Война действительно изменила равновесие убийств. В тридцатых годах Советский Союз был единственным государством в Европе, проводившим политику массовых убийств. До начала Второй мировой войны, в первые шесть с половиной лет правления Гитлера, нацистский режим уничтожил примерно десять тысяч человек. А сталинский режим уже заморил голодом миллионы и расстрелял больше половины миллиона человек. Германская политика массовых убийств начала соперничать с советской в период между 1939 и 1941 годами, после того как Сталин позволил Гитлеру начать войну. Вермахт и Красная Армия напали на Польшу в сентябре 1939 года, немецкие и советские дипломаты подписали «Договор о дружбе и границе», а немецкие и советские войска вместе оккупировали страну почти на два года.

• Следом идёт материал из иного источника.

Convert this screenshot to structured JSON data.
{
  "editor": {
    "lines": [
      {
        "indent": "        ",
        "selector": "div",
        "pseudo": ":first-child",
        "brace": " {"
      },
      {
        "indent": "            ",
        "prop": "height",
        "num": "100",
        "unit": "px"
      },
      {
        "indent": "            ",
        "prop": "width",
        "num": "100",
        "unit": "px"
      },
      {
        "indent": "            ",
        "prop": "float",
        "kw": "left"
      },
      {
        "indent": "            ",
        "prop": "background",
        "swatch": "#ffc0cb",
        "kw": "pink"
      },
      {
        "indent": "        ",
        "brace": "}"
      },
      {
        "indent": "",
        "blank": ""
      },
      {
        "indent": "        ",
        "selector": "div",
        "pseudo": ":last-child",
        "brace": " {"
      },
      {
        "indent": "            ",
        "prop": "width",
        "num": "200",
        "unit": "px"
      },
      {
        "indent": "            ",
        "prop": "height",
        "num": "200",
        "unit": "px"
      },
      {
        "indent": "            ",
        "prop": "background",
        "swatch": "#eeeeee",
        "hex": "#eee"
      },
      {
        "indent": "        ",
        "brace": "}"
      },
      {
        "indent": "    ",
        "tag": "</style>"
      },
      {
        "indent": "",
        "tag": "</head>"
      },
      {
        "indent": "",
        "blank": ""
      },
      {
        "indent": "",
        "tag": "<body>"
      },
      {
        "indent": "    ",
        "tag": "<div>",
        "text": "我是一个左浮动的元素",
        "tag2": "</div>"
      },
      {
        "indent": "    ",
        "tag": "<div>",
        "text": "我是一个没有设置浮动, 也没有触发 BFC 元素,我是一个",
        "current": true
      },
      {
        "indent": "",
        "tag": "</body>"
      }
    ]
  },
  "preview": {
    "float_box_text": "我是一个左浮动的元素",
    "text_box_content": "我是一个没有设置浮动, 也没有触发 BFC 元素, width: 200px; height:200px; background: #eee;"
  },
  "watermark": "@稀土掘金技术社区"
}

После того как в 1940 году немцы расширили свою империю на запад, захватив Норвегию, Данию, Бенилюкс и Францию, Советский Союз оккупировал и аннексировал Литву, Латвию, Эстонию и северо-восточную Румынию. Оба режима расстреливали образованных польских граждан десятками тысяч и депортировали сотнями тысяч. Для Сталина такие массовые репрессии были продолжением старой политики на новых землях; для Гитлера это был большой шаг вперед.

Самые страшные расправы начались, когда Гитлер предал Сталина и в июне 1941 года немецкие войска перешли границу недавно расширившегося Советского Союза. Хотя Вторая мировая война началась в сентября 1939 года с совместного немецко-советского вторжения на территорию Польши, подавляющее большинство убийств последовало за вторым восточным вторжением. В Советской Украине, Советской Белоруссии и Ленинградской области (регионах, где сталинский режим уморил голодом и расстрелял около четырех миллионов человек за предыдущие восемь лет) немецкие войска сумели уморить голодом и расстрелять еще больше всего за четыре года. Сразу после нападения вермахт начал морить голодом советских военнопленных, а специальные отряды под названием «Einsatzgruppen» [1] начали расстреливать политических врагов и евреев. Вместе с полицией, войсками СС и вермахтом, при участии местных полицаев и ополчения, Einsatzgruppen начали тем летом уничтожать еврейские общины как таковые.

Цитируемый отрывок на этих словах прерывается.